Density-density correlation function for $\mid t_1^d∕t_2^d\mid =4$, $\mid V_1∕t_1^d\mid =0.25$, $t_1^d>0$ for the itinerant case obtained from Eq. (49) in the thermodynamic limit. The nine-dimensional integration was performed by a Monte Carlo method using 69 points.
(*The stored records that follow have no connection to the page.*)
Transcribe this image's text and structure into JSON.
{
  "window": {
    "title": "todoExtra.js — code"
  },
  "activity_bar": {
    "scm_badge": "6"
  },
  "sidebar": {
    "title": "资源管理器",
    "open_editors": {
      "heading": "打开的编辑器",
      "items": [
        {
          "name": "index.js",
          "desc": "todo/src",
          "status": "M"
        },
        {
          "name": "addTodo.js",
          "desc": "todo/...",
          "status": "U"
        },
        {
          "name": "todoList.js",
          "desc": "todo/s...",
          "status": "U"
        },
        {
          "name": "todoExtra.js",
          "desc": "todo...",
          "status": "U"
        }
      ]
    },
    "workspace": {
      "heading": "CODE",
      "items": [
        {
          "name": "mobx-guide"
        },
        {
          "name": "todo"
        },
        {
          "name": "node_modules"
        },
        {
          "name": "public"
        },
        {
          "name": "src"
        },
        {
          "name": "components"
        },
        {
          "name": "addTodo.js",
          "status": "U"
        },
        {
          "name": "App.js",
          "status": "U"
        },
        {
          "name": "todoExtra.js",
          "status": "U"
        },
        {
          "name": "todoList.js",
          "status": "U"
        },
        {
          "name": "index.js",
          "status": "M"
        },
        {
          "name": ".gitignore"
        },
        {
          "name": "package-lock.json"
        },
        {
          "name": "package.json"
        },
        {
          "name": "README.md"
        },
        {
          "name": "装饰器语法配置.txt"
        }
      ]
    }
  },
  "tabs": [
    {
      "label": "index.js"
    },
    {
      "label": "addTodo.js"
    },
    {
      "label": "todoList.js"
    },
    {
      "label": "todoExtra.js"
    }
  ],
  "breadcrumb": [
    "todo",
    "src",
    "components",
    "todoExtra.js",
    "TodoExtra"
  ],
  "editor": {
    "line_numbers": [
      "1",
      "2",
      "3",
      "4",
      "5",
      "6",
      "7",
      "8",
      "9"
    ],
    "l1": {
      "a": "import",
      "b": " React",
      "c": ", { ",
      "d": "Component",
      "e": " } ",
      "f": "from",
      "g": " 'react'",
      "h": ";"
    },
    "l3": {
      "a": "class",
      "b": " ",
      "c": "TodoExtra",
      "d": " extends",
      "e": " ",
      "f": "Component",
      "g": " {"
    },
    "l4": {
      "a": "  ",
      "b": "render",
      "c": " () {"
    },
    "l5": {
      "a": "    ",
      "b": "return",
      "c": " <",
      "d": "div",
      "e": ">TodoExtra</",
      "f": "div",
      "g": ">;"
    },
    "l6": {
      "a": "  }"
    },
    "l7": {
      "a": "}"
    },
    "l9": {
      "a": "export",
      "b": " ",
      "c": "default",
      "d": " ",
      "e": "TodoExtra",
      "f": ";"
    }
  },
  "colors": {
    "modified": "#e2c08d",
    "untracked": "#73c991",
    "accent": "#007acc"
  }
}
The distance $\mathbf{r}$ was taken in the $\tau =1$ direction, and is expressed in units of the lattice constant $a$.

Figure 8

Octahedral cell defined at lattice site $\mathbf{i}$ as discussed in Sec. 5A. The $\tau =1,2,3$ axes are represented by arrows with broken lines, ${\mathbf{x}}_{\tau }$ are indicated by thick full line arrows, and $n$ represents the cell-independent notation of sites inside the octahedron.

Figure 9

(Color online) Surfaces in parameter space above which the conducting phase discussed in Sec. 5A. is stable. (a) $\mid V_1\mid ∕\mid t_1^d\mid <0.5$; $(U+E_f)∕\mid t_1^d\mid$ is seen to diverge as $\mid t_2^d\mid ∕\mid t_1^d\mid$ approaches zero. (b) $\mid V_1\mid ∕\mid t_1^d\mid >0.5$. In contrast to Fig. 5 where $V_1$ is imaginary, $V_1$ is real here.

Figure 10

Four neighboring unit cells in $D=3$. Each cell (e.g., $I_i$) is donoted by one of the lattice sites at which it is located (e.g., $\mathbf{i}$); see Sec. 2B1. For simplicity, orthorhombic unit cells are used.